Friday, October 28, 2005

Carrot Souffle

The holidays are upon us. As we alternate bouts of guilt and indulgence, I have yet another sinful contribution to make for your holiday table: Carrot Souffle. What? you say, I never heard of such a thing! Well, get over it. I can tell you from personal experience that of all the hundreds of offerings that I have had experience with on a cafeteria line, carrot souffle was probably the most fun to sell.

"I'll have some of those sweet potatoes," pointing...

"That isn't sweet potatoes. It's carrot souffle."

"What! I thought it was sweet potato souffle."

"No, ma'am, it's carrots. "

"Well give me some broccoli instead."

"Carrot souffle is really good. Here, taste it," offering a sample.

Customer fumbles with a roll of silver, takes out a fork and cautiously tastes a bit.
"Hey, that's really good.
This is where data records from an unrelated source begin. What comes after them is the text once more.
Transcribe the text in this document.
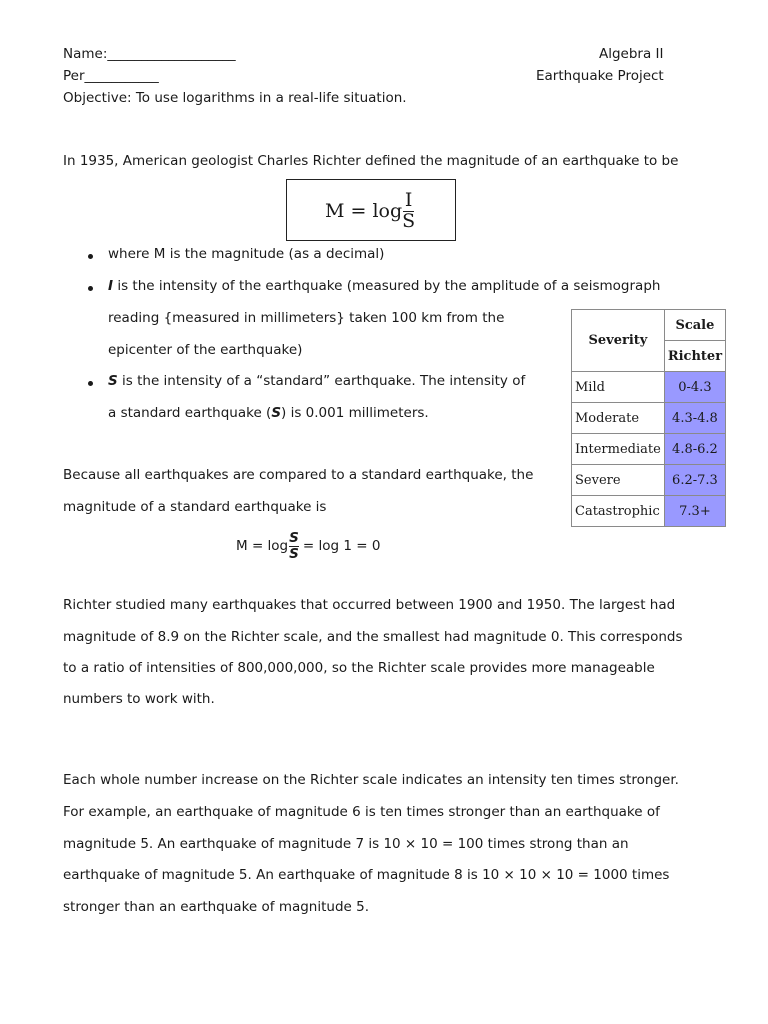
Name:___________________	Algebra II
Per___________	Earthquake Project
Objective: To use logarithms in a real-life situation.
In 1935, American geologist Charles Richter defined the magnitude of an earthquake to be
$M = \log \frac{I}{S}$
where M is the magnitude (as a decimal)
I is the intensity of the earthquake (measured by the amplitude of a seismograph
reading {measured in millimeters} taken 100 km from the
epicenter of the earthquake)
S is the intensity of a “standard” earthquake. The intensity of
a standard earthquake (S) is 0.001 millimeters.
Because all earthquakes are compared to a standard earthquake, the
magnitude of a standard earthquake is
$M = \log \frac{S}{S} = \log 1 = 0$
Severity	Scale
	Richter
Mild	0-4.3
Moderate	4.3-4.8
Intermediate	4.8-6.2
Severe	6.2-7.3
Catastrophic	7.3+
Richter studied many earthquakes that occurred between 1900 and 1950. The largest had
magnitude of 8.9 on the Richter scale, and the smallest had magnitude 0. This corresponds
to a ratio of intensities of 800,000,000, so the Richter scale provides more manageable
numbers to work with.
Each whole number increase on the Richter scale indicates an intensity ten times stronger.
For example, an earthquake of magnitude 6 is ten times stronger than an earthquake of
magnitude 5. An earthquake of magnitude 7 is 10 × 10 = 100 times strong than an
earthquake of magnitude 5. An earthquake of magnitude 8 is 10 × 10 × 10 = 1000 times
stronger than an earthquake of magnitude 5.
Gimme some of that."

I don't know how many times I have watched that scene. For an otherwise bored and boring cafeteria line worker, standing there for hours doing one of the world's most monotonous jobs, it was a rare chance to have anything resembling a human exchange with an endless line of otherwise faceless people who went past treating the servers with the same measure of indiffernce that they were typically being handled.

"Smile!" the manangement said. "Show some teeth!" (You couldn't always say that, of course, because for many of them teeth were ugly or missing altogether, but it could be another way to lift the mood. Don't get me started.)

Anyway, I found a link to the Carrot Souffle recipe from what I consider a totally reliable source, the blogmaster at Golden Pond, profiled as Vietnam Catfish. (It's a long story.)

If you want to impress the family and add a special dish to the holiday table, have at it. It's more a dessert than a vegetable. Very sweet. I have known it to be cooked in a pie shell like sweet potato or pumpkin pie, and the result is excellent if you haven't made it too fragile. But it is a "souffle" so treat it with respect.